Sloten blijkt een sympathiek stadje met goed geconserveerde speelgoedhuisjes en smalle stegen waarin je geen spagaat kunt maken (althans: niet in de breedterichting). De wal geeft uitzicht op in beginsel groene weiden die momenteel neigen naar strogeel.

Op een stoep in een straatje zit een ongeveer 60-jarige vrouw temidden van een uitdragerij: ondergoed, shirts, spijkerbroeken, zelfgemaakte kettingen, idem broches, en tot slot een heiligenbeeld om uit de toon te vallen bij de rest van de collectie. De spijkerbroeken kosten slechts € 2 per stuk; geen geld, maar kopers vindt zij vandaag niet. Je wilt zo’n ding toch even passen, en daar er geen Portocabin aanwezig is met de aanduiding “Paskamer” erboven, neem ik aan, dat dat op straat moet geschieden. De vrouw zit daar maar, en doet weinig moeite haar boeltje aan te prijzen.

Even verder loop ik langs de Ee, die 8 eeuwen na de stichting van Sloten vooral in gebruik is bij watersporters.
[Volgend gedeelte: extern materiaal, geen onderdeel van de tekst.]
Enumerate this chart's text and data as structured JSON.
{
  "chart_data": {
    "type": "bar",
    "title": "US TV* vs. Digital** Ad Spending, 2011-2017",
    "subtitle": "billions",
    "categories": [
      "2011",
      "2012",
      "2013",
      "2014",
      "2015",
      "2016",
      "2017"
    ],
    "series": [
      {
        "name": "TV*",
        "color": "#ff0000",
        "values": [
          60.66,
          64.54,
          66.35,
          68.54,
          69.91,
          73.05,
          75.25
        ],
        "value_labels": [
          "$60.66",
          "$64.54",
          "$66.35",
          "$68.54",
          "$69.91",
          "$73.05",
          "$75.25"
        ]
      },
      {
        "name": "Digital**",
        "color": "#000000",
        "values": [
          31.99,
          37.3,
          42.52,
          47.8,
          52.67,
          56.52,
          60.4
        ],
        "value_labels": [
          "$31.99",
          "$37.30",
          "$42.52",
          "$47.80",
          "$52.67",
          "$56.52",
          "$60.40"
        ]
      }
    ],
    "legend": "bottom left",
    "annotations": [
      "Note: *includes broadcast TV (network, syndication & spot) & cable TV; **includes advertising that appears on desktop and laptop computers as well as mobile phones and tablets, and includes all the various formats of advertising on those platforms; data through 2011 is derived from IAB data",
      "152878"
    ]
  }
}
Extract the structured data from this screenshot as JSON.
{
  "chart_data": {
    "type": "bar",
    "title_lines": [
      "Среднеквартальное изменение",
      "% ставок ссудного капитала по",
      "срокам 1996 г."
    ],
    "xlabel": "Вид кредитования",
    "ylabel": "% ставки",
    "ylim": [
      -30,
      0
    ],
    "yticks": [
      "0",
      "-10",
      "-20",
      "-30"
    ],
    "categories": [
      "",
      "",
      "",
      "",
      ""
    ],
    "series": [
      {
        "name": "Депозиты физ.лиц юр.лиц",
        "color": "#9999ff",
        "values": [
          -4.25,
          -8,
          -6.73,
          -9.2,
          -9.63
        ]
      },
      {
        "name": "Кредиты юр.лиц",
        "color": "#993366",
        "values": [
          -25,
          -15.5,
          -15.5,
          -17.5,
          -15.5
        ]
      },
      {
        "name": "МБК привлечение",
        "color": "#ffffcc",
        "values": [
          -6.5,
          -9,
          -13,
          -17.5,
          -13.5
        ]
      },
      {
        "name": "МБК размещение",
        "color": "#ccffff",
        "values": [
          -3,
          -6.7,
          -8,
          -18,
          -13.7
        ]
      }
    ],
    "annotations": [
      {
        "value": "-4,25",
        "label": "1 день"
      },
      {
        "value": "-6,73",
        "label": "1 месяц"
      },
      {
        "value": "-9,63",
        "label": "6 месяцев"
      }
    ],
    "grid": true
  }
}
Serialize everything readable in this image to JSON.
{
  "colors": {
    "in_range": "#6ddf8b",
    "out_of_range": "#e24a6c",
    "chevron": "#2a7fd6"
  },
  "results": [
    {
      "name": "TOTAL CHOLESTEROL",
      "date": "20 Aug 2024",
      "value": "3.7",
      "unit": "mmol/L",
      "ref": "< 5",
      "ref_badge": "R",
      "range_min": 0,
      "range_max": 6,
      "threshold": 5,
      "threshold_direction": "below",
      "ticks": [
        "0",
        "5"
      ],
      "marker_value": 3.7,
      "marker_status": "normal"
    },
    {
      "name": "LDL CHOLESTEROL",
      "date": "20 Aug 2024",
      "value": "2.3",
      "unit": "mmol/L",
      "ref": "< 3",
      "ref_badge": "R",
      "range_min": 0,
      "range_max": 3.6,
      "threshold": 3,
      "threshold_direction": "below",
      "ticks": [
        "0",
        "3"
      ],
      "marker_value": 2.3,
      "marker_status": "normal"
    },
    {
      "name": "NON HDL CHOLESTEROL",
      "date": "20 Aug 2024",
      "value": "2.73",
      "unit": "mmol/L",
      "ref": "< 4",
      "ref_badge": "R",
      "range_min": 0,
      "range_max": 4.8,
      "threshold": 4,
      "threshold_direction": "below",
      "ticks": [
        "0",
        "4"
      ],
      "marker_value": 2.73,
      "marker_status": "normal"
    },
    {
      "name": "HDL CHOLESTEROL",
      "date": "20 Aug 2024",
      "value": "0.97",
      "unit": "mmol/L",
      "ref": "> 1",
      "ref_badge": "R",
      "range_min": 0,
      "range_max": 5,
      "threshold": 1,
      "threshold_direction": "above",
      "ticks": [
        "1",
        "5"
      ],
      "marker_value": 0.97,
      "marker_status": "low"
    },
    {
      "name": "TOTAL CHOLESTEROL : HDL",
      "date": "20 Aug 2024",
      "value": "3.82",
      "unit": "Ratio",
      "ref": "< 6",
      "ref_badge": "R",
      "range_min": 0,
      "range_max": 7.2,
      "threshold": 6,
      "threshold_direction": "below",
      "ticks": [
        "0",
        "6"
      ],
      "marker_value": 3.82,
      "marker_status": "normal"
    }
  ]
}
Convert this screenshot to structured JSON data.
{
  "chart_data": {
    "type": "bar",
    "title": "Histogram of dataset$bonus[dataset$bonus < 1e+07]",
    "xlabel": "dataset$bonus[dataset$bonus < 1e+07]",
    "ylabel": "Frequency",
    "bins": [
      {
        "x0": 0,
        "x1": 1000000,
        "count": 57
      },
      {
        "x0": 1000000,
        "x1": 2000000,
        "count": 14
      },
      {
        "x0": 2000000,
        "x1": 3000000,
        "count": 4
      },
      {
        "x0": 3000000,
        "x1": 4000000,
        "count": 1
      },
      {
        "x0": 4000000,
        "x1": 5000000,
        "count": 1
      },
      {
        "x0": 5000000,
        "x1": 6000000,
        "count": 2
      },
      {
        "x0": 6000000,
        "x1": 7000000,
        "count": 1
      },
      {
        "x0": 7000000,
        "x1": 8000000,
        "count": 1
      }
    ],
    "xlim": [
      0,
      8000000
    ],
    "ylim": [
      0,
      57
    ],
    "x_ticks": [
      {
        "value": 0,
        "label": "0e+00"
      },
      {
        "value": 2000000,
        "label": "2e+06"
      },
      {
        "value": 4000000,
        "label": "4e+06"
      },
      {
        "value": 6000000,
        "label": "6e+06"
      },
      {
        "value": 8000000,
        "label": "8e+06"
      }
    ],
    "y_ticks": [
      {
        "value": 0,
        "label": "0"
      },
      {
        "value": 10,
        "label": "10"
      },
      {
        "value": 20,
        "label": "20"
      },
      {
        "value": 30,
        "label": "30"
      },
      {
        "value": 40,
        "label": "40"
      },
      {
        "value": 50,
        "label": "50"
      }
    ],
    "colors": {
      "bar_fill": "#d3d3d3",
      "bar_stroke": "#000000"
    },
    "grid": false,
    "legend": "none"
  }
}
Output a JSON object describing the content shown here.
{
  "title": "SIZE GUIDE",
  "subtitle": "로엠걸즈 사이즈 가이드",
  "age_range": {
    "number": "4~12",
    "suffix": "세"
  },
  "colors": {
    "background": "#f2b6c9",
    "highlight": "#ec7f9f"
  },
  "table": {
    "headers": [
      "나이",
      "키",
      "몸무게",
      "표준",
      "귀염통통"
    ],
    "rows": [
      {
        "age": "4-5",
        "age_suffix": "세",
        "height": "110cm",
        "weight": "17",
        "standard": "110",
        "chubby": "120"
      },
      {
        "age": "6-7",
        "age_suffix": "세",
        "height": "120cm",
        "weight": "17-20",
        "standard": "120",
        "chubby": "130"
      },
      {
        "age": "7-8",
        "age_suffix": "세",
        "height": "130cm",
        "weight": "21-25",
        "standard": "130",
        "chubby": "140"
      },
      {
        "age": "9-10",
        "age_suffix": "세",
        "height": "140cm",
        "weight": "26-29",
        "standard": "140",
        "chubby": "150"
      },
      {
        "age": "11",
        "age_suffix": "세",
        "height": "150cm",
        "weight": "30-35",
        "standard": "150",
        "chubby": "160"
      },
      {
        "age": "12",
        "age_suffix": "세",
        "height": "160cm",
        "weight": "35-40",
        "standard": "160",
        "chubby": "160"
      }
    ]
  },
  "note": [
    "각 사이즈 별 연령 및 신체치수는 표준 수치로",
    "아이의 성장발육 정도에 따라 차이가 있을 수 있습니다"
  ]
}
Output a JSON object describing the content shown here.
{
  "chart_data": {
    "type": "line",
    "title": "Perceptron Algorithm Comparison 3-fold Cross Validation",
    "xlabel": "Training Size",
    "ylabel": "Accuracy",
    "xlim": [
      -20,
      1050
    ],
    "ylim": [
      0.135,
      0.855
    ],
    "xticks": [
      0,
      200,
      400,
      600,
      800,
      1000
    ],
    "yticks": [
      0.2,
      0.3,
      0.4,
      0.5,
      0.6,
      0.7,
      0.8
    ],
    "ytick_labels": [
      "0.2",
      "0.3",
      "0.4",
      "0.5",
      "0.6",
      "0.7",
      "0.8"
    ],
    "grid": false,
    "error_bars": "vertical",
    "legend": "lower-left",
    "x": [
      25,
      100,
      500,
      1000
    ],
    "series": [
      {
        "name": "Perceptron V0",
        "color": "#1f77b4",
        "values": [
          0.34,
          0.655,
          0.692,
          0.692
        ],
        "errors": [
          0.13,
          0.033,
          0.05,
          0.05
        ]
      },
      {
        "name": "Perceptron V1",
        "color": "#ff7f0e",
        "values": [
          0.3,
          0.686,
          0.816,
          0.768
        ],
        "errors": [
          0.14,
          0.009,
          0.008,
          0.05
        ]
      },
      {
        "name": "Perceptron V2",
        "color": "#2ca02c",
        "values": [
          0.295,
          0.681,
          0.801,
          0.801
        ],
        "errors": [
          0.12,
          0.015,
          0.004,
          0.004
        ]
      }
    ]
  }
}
Ik zie jachten als vliegdekschepen, met opvarenden die - het valt me vaker op - allen knap chagrijnig en blasé om zich heen kijken. Misschien valt al dat varen tegen, als je geen echt zeemansbloed hebt, en bestaat de enige lol van zo’n jacht in het feit dat je het toch maar kunt kopen - en het dan maar doet, ook. Dan moet je er ook mee varen.


Sloten, Dubbelstraat.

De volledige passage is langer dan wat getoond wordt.